Julia Hess & Maria Nowicka, interface
As the EU prepares to significantly expand its compute infrastructure and chip production, critical questions about the environmental implications of this build-out remain surprisingly rarely debated. Current initiatives include plans to potentially triple data-centre capacity by 2030 under the forthcoming Cloud and AI Development Act, establish five AI Gigafactories, and further scale semiconductor production under a proposed Chips Act 2.0.

This talk argues that the question of whether Europe is building the right infrastructure for its actual needs is closely linked to environmental sustainability. Expanding compute capacity is not only a matter of scale, but also of purpose and design.

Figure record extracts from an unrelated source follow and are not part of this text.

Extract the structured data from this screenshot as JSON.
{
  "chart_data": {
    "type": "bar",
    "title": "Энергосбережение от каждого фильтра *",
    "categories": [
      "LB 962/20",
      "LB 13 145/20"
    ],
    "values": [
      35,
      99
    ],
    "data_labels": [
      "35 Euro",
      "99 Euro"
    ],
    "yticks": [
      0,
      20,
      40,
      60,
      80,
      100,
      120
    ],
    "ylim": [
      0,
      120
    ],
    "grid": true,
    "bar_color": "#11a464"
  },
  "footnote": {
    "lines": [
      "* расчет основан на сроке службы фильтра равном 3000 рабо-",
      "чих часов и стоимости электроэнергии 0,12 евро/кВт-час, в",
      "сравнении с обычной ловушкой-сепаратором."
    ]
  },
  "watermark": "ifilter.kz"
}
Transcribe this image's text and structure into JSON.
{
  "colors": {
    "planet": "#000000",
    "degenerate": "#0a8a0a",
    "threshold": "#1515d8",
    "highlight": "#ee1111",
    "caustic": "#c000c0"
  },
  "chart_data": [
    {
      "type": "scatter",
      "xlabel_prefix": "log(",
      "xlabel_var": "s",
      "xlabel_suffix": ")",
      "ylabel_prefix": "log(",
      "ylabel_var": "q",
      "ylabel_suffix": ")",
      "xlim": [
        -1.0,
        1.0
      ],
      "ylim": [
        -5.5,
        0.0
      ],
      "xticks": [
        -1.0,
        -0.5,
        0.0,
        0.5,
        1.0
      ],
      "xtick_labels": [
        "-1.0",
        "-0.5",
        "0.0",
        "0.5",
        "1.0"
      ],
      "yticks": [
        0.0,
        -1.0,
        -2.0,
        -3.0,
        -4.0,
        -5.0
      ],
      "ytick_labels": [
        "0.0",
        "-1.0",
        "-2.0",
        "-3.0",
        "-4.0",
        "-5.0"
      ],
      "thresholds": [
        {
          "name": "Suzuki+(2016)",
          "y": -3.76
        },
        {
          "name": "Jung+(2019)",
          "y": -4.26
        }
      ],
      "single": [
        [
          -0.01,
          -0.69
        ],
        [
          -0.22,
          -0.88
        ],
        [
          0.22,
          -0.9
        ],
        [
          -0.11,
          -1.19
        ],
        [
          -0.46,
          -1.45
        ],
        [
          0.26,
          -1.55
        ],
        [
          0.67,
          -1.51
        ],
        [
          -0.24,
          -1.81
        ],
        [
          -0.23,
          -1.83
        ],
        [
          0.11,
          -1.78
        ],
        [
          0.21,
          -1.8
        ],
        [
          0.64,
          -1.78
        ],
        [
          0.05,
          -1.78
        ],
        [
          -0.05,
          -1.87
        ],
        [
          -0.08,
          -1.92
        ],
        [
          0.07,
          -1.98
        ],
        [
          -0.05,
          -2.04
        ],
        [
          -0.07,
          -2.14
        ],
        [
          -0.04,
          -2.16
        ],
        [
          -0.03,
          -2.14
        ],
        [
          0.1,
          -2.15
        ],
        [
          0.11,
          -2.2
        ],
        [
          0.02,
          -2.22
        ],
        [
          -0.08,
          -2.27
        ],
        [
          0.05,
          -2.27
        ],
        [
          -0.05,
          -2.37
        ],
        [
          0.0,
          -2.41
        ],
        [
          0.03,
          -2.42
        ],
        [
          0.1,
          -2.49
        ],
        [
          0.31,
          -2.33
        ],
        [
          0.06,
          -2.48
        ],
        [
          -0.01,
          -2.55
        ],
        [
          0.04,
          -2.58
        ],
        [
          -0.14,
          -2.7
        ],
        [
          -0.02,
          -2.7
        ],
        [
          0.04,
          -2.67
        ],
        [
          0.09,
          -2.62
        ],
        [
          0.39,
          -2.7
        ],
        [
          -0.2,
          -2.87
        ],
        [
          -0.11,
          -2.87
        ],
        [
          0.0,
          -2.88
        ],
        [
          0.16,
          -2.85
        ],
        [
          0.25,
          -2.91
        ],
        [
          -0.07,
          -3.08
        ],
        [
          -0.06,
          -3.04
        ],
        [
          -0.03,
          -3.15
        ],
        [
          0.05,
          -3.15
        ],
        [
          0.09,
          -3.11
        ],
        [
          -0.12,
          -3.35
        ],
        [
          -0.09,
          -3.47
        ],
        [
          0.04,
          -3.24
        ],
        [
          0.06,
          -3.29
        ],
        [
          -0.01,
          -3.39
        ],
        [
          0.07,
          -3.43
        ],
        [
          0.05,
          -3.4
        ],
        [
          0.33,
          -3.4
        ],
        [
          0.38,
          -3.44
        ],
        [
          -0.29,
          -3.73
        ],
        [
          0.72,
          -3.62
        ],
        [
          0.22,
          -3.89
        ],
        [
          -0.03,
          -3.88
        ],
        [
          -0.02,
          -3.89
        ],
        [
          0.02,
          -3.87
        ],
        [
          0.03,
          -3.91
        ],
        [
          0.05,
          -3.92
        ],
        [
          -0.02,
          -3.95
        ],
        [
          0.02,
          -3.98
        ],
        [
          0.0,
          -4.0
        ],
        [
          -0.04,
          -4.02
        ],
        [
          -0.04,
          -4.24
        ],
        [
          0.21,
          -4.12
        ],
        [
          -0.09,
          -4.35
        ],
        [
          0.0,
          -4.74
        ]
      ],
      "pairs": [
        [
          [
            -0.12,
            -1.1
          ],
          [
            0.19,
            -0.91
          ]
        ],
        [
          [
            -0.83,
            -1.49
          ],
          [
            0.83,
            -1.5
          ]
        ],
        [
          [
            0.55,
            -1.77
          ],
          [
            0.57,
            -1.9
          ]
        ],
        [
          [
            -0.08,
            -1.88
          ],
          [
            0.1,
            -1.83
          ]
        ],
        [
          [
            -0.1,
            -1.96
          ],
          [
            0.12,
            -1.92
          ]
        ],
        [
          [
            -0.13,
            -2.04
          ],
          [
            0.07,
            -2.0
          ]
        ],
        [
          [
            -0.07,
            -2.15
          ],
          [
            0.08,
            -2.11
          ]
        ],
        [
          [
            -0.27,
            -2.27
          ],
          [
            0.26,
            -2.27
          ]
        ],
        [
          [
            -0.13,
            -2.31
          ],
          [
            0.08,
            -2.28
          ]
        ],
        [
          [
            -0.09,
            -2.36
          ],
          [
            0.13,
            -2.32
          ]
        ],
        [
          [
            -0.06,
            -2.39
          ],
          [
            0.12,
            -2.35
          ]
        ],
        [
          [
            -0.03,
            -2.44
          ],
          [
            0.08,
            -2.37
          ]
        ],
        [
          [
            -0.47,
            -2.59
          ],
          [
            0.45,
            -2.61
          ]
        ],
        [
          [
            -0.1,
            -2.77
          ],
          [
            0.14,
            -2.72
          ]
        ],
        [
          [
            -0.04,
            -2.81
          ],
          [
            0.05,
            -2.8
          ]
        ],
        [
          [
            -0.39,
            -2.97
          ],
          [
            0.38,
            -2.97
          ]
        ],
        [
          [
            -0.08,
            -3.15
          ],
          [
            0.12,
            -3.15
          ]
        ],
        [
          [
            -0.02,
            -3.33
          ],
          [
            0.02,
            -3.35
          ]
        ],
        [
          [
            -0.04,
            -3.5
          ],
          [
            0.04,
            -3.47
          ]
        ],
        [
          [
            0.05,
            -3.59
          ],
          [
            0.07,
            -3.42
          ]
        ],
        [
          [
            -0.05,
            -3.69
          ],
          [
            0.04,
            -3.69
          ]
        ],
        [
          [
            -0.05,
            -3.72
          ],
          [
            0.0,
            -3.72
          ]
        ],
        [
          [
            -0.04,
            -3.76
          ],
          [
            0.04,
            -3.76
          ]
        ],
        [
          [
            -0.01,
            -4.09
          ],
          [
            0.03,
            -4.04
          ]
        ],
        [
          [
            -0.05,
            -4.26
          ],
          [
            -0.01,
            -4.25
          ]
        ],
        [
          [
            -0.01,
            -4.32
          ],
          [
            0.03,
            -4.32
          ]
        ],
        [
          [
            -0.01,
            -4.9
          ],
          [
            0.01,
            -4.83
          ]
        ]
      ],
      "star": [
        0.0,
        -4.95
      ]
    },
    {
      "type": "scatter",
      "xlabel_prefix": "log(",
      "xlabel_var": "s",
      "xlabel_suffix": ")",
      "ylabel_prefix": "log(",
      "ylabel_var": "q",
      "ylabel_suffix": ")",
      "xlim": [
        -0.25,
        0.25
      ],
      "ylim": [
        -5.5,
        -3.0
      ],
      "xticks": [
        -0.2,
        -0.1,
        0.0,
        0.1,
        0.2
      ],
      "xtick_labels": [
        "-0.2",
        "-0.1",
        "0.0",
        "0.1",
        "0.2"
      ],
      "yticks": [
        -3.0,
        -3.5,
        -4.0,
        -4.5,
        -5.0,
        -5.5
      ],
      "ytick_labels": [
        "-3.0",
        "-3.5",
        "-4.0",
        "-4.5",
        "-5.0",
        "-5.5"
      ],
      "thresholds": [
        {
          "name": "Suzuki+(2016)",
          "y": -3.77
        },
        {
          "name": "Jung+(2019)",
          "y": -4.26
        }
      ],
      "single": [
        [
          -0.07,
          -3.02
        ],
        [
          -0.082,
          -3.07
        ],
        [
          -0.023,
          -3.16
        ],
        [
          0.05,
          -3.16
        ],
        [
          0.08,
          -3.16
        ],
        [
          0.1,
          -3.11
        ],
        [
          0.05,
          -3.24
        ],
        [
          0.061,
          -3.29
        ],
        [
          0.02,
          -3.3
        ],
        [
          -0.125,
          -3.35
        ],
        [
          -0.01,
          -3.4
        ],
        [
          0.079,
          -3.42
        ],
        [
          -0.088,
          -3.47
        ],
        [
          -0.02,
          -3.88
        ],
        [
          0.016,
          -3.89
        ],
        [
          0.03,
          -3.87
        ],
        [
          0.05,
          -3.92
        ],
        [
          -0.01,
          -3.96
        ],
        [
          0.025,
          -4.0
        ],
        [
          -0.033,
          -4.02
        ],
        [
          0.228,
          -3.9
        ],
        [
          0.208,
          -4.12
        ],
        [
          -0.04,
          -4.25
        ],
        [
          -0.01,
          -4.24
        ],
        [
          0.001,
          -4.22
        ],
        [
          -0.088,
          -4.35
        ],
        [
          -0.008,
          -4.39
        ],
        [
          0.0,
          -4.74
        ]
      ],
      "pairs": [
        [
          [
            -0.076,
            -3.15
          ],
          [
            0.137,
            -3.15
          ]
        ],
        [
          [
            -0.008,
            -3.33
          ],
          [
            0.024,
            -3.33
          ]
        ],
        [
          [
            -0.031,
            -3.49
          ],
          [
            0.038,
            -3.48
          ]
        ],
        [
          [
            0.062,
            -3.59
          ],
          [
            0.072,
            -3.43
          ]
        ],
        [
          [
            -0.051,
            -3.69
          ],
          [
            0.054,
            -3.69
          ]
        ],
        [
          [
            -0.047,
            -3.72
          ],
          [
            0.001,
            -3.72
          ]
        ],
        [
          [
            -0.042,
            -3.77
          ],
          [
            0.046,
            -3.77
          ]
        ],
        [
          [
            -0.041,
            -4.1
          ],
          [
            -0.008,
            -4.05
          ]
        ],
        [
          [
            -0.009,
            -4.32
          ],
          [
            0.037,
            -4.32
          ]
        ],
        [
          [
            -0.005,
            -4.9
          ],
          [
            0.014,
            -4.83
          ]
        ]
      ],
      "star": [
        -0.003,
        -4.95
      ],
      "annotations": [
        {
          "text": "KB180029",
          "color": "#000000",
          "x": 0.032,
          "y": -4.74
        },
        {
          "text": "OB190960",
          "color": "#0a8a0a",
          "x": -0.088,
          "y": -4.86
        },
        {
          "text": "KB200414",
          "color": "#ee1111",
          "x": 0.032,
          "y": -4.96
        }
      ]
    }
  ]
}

Drawing on recent publications from interface’s Global Chip Dynamics Programme, the presentation examines the environmental implications of the AI-driven build out of compute infrastructure. Particular attention is given to the climate and resource impacts of semiconductor manufacturing. The talk also explores a possible link between the recent rise in emissions from chip production and the AI boom. Energy represents another key dimension and an emerging bottleneck. Electricity demand from data centres is rising rapidly. This growth is closely tied to decisions about the purpose large-scale compute infrastructure is intended to serve – such as training or inference – and the hardware requirements resulting from that.

The talk concludes by connecting policy initiatives that are often treated in isolation. It highlights the second-order effects emerging across AI, semiconductor, and energy policy that remain largely absent from current debates.